La principale caractéristique d’un système quantique est la dualité onde-corpuscule, ou la propriété qu’il a d’être dans un état hybride, ou plutôt dans deux états différents à la fois : un électron tourne sur lui même en même temps sur sa gauche et sur sa droite, il est à la fois à un bout et à l’autre d’un tunnel sous une montagne d’énergie. Impossible pour les objets de taille humaine en physique classique. Sauf pour Macron !

La visite du Président sur le plateau de Saclay a été pour lui l’occasion de se montrer, comme il aime le faire, accessible aux gens d’en bas, sympa et cool, discutant avec des vrais chercheurs et des vrais étudiants, répondant à leurs problèmes.
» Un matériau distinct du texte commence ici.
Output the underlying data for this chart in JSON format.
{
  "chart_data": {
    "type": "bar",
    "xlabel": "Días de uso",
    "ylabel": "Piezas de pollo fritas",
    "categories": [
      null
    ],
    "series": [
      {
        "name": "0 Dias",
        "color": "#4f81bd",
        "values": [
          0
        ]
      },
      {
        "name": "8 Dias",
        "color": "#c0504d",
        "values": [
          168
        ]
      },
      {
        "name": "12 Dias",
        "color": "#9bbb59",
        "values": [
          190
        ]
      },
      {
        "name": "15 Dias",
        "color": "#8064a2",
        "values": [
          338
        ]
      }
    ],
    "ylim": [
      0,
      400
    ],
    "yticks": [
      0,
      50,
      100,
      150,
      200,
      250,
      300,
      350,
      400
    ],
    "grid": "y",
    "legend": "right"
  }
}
Mais cela ne l’a pas empêché d’inviter les huiles du monde académique et privé, de flatter les maires du coin présents, de tutoyer la présidente de l’Université Sylvie Retailleau, de féliciter dans son discours les patrons de quelques start-up et fonds d’investissement, de faire un clin d’œil au député Cédric Villani... Cela n’empêche pas son cabinet de donner l’ordre aux gendarmes mobiles de museler soigneusement la moindre contestation, la moindre contradiction. Les petits rassemblements organisés dans l’urgence la veille, l’évènement étant jusque là tenu secret, se sont fait refouler loin des regards, puis nasser sans déplacement autorisé pendant deux heures, le temps que le Président soit loin de cette gênante agitation démocratique.

Macron manie remarquablement, on le sait, les ficelles de la Communication, c’est-à-dire la dualité du discours, ou plutôt sa duplicité. Si l’évènement paraissait basé sur du concret, sur la visite d’un laboratoire de recherche et de son personnel, la couverture médiatique a été également préparée pour qu’aucune anicroche ne ternisse le beau tableau vendu aux médias. Ces derniers, visiblement non invités, ont repris en cœur les vidéos et communiqués de presse de l’Élysée pour relater la visite et le discours du Président, se contentant dans le meilleur des cas d’afficher les milliards investis et de narrer les merveilles que la mécanique quantique nous a apportées et nous apportera. Ils ont surtout mordu à l’hameçon que Macron leur a tendu pour les détourner des sujets de fonds : la petite phrase provocatrice sur les « 66 millions de procureurs » qui n’a pas manqué de faire le buzz.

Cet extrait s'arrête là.